First Draft of Guidelines for the Ethical Practice of Orthobiologics
As I’ve blogged about many times before, we’re in the wild west of stem cells. I see stuff being advertised every day that makes no scientific sense, and, regrettably, most physicians working in this area don’t know what they don’t know. The physicians and companies who do take this field seriously have discussed in various forums the need for an ethical guidelines statement. The goal is to craft this document so that the ethical providers and device manufacturers can all sign on and then adhere to these principles. This is my first draft of that document:
Background: As providers who use orthobiologics to treat our patients, we have observed unethical behavior and advertising that isn’t consistent with best physician practices. Hence, we wish to provide a set of ethical guidelines for orthobiologic use to which we can all strive to adhere. For the purpose of this document, orthobiologics are defined as substances that can facilitate the healing of bone, tendon, ligament, muscle, cartilage, or nerve.
- If outcomes and risks are discussed, you should have, at least, case-series outcome data on the specific procedure you are performing. If that’s not available, then you should discuss outcomes solely based on your experience.
- If research is posted to your website, it needs to be research that represents the procedure you are using. For example, if the provider is using stromal vascular fraction from adipose tissue, posting research that used culture-expanded mesenchymal stem cells is inappropriate.
- You should practice within your specialty area. For example, providers who are commonly trained to see neuromusculoskeletal injury, such as PMR, orthopedics, interventional pain, and family practice with a sports fellowship, should only treat patients with neuromusculoskeletal injuries. As an example, an orthopedic surgeon or PMR specialist treating patients with multiple sclerosis with an IV infusion of stem cells is inappropriate.

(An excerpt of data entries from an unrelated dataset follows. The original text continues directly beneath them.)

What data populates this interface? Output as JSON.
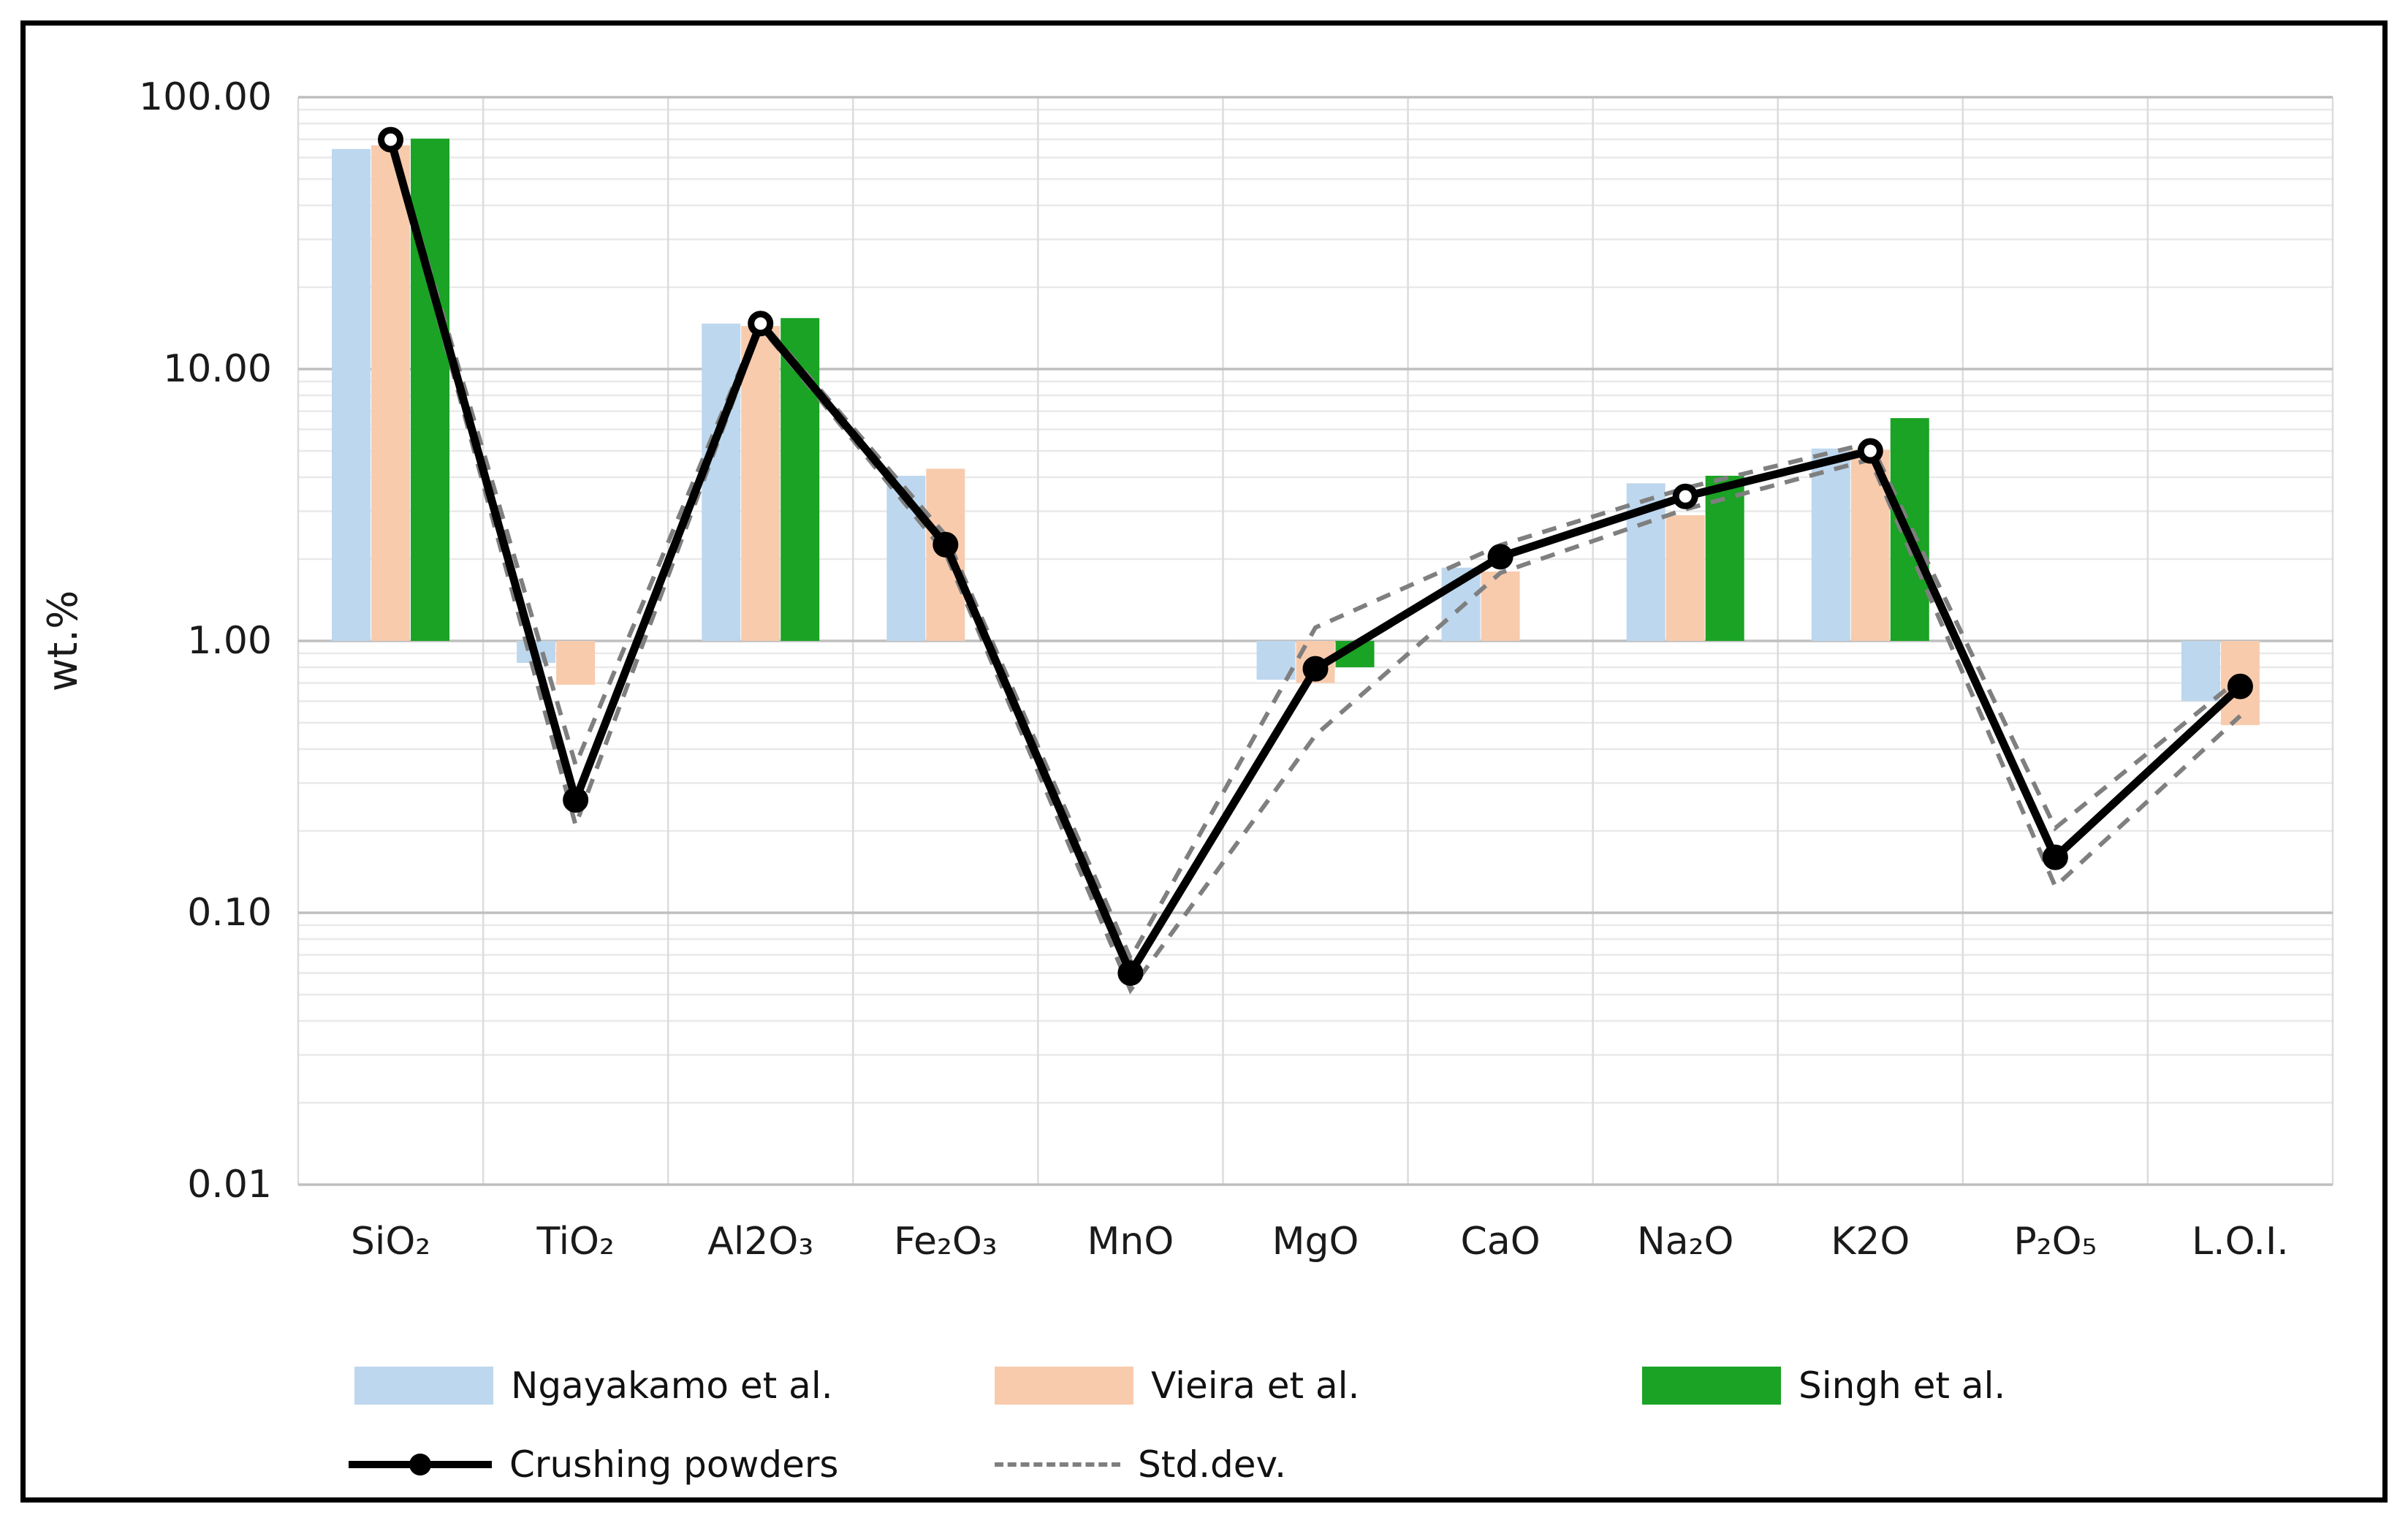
{
  "figure": {
    "type_note": "log-scale oxide composition comparison chart",
    "axis_title": "wt.%"
  },
  "chart_data": {
    "type": "bar",
    "subtype": "grouped-bars-with-line-and-stddev-band",
    "title": "",
    "xlabel": "",
    "ylabel": "wt.%",
    "y_scale": "log",
    "ylim": [
      0.01,
      100
    ],
    "bar_baseline": 1,
    "grid": "major-and-minor-log-horizontal-plus-vertical-category",
    "legend_position": "bottom",
    "y_ticks": [
      {
        "label": "100.00",
        "value": 100
      },
      {
        "label": "10.00",
        "value": 10
      },
      {
        "label": "1.00",
        "value": 1
      },
      {
        "label": "0.10",
        "value": 0.1
      },
      {
        "label": "0.01",
        "value": 0.01
      }
    ],
    "categories": [
      "SiO₂",
      "TiO₂",
      "Al2O₃",
      "Fe₂O₃",
      "MnO",
      "MgO",
      "CaO",
      "Na₂O",
      "K2O",
      "P₂O₅",
      "L.O.I."
    ],
    "series": [
      {
        "name": "Ngayakamo et al.",
        "type": "bar",
        "color": "#BDD7EE",
        "values": [
          64.5,
          0.83,
          14.7,
          4.05,
          null,
          0.72,
          1.86,
          3.8,
          5.1,
          null,
          0.6
        ]
      },
      {
        "name": "Vieira et al.",
        "type": "bar",
        "color": "#F8CBAD",
        "values": [
          66.5,
          0.69,
          14.4,
          4.3,
          null,
          0.7,
          1.8,
          2.9,
          5.05,
          null,
          0.49
        ]
      },
      {
        "name": "Singh et al.",
        "type": "bar",
        "color": "#1AA324",
        "values": [
          70.4,
          null,
          15.4,
          null,
          null,
          0.8,
          null,
          4.05,
          6.6,
          null,
          null
        ]
      },
      {
        "name": "Crushing powders",
        "type": "line",
        "color": "#000000",
        "values": [
          69.8,
          0.26,
          14.7,
          2.26,
          0.06,
          0.79,
          2.04,
          3.4,
          5.0,
          0.16,
          0.68
        ],
        "marker_open": [
          true,
          false,
          true,
          false,
          false,
          false,
          false,
          true,
          true,
          false,
          false
        ]
      },
      {
        "name": "Std.dev.",
        "type": "band",
        "color": "#7F7F7F",
        "upper": [
          71.5,
          0.35,
          15.1,
          2.45,
          0.068,
          1.12,
          2.25,
          3.65,
          5.35,
          0.205,
          0.73
        ],
        "lower": [
          68.0,
          0.21,
          14.3,
          2.1,
          0.052,
          0.45,
          1.78,
          3.05,
          4.65,
          0.125,
          0.53
        ]
      }
    ]
  },
  "legend": {
    "row1_labels": [
      "Ngayakamo et al.",
      "Vieira et al.",
      "Singh et al."
    ],
    "row2_labels": [
      "Crushing powders",
      "Std.dev."
    ]
  }
}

- Claims made about the cellular or cytokine content of a product or procedure should be substantiated using reasonable science. For example, a physician should not rely on the testing from a manufacturer that purports to have an amniotic or cord “stem cell” product unless the data supplied can substantiate the claim. If the claim can’t be substantiated, then the act of that provider advertising to the public that he or she is performing a stem cell procedure constitutes consumer fraud.
- The use of orthobiologics is a physician-level procedure. The goal for regenerative medicine is the improvement of existing surgical or interventional subspecialties or the creation of new ones that require physician-level thinking, knowledge, and experience. Hence, it is not appropriate for a mid-level provider to be practicing regenerative medicine of the neuromusculoskeletal system using orthobiologics.
- Your use of orthobiologics must comply with all applicable state and federal laws, regulations, and guidances.
- Whenever possible, the use of investigational procedures, substances, or devices should be the subject of research or data collection, and that information should be made available in a public forum.
The upshot? This is a first draft that I’m sure will be edited, but it’s a start at trying to clean up an out-of-control field. It’s my hope that disparate interests who are trying hard to do good work using PRP, cytokines, and stem cell procedures can come together and drive out the nutty stuff and practitioners.